The next question to be answered is “What is the quality of the Data being included from the source system(s)?” For a daily ETL process that will be running and extracting data from a currently running Production system to a data warehouse, the quality should be extremely good and there should be no work needed to improve the quality of this data. If the data quality is not good in this situation, you have bigger problems that need to be worked first.
If your ETL process is dealing with old Legacy data, the quality of the data may not be optimal and will need to be improved. This is referred to as data cleansing or data scrubbing. This is really a business problem to solve, as their department owns this data and the responsibility to know and understand their data. IT helps the business as much as possible with things like running queries to help determine where the problem areas are, and then if part of the solution is to do a mass update, IT can do this from the back end instead of having the business do it manually.
At times the best solution may be business resources spending time to improve the quality of the data; there is no way around this.
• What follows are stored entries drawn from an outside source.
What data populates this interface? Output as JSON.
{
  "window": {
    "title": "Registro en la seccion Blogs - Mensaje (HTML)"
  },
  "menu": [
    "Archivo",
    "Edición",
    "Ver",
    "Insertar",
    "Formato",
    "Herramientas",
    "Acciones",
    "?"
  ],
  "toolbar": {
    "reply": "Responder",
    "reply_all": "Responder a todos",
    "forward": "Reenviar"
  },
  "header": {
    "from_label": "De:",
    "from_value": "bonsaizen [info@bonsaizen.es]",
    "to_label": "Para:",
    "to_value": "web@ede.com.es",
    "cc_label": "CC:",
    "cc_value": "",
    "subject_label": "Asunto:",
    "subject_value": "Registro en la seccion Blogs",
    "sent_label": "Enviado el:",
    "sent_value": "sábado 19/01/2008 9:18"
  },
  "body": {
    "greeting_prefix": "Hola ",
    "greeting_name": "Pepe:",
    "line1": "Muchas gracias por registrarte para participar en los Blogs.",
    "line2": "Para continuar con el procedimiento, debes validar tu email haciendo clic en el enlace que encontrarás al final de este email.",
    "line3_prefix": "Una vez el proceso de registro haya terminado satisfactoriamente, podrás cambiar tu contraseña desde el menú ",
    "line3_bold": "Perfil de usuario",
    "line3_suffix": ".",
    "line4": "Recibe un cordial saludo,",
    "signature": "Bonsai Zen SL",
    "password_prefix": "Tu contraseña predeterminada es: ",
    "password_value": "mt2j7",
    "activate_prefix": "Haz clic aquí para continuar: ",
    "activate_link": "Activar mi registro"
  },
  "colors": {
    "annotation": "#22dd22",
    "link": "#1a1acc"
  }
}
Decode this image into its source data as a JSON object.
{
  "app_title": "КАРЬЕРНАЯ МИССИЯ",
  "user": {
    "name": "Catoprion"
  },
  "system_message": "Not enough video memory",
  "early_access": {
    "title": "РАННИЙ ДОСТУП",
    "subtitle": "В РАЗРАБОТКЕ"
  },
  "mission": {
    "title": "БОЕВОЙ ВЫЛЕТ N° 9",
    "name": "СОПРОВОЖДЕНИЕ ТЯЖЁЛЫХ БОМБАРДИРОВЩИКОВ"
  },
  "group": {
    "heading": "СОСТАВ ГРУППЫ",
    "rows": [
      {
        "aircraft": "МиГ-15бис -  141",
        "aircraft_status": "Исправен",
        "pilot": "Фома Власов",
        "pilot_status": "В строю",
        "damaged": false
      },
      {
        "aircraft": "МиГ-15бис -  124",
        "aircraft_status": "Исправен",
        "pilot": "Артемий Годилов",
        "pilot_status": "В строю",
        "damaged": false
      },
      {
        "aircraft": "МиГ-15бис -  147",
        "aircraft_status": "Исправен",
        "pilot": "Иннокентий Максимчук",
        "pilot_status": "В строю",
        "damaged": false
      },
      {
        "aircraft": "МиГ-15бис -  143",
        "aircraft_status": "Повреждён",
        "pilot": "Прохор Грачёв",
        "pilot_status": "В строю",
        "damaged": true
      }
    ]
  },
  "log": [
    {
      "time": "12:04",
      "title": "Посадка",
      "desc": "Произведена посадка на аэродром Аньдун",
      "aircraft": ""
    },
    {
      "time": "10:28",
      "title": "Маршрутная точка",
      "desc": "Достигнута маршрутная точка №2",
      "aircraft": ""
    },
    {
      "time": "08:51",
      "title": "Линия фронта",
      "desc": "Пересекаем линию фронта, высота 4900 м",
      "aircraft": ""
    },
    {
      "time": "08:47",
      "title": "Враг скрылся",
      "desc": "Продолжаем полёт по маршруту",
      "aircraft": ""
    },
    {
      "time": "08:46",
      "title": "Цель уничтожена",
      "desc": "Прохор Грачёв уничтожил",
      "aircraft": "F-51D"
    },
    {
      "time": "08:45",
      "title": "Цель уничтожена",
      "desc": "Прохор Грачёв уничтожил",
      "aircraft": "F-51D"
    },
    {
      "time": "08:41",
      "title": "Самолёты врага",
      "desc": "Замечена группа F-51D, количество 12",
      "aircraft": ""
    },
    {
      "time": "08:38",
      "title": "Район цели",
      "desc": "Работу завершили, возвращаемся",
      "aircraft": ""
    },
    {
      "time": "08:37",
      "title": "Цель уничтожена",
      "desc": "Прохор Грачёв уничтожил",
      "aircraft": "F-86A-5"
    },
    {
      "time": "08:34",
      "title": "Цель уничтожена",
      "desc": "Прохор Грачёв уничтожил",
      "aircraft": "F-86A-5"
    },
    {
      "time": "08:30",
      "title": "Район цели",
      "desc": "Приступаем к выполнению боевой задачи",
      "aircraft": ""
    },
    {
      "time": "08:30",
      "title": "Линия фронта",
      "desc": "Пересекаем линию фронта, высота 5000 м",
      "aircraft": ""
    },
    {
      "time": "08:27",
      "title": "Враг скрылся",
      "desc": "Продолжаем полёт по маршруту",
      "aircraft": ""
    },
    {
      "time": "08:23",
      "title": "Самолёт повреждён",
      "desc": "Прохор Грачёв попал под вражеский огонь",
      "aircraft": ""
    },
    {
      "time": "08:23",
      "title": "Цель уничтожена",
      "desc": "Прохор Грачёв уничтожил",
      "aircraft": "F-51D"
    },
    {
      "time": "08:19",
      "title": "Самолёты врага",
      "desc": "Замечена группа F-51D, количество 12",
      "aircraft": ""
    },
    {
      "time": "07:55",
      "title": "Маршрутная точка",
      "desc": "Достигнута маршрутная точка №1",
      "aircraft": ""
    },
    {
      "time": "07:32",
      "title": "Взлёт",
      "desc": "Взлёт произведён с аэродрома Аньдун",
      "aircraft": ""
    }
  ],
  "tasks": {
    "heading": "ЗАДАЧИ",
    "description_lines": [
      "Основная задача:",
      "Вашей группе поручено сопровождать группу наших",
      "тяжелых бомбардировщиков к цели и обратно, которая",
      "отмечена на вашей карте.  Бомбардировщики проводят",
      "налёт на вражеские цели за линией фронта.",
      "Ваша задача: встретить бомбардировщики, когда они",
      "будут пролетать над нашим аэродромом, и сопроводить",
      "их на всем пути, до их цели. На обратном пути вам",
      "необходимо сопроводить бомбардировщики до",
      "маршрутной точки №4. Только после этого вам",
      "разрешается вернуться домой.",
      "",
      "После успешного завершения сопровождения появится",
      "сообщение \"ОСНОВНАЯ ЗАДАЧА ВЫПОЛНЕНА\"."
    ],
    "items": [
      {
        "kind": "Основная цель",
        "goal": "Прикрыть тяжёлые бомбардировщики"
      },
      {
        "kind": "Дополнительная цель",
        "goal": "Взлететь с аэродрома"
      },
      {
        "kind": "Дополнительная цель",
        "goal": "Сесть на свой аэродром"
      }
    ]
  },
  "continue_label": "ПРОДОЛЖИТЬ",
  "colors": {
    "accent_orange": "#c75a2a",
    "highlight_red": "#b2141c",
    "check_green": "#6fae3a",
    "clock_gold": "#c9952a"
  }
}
This is usually caused by lack of enforcement of data maintenance over the years, and the quality of the data declining as time goes by. Or as time went on, more applications were added to the data workflow, and it became more complicated and inadequate testing was performed.
So, in any project that have an ETL, Data Migration, or Data Conversion tasks included, these two questions should be a top priority at the beginning of the project to answer. If the answer comes back as the data is low quality, then a plan and timeline need to be determined and worked on at the beginning of the project.
One of the benefits of getting the quality of the data improved and the ETL processes working at the beginning of a project is, this gives you “real” test data for the target system’s functionality to be tested with. If quality of the data was not improved and the ETL processes work was done until later in the project, you must test the target system again with the “real” data from the fully tested ETL processes. It would be costly to test the target system twice in this scenario.
Again, it is all about the data, data, data!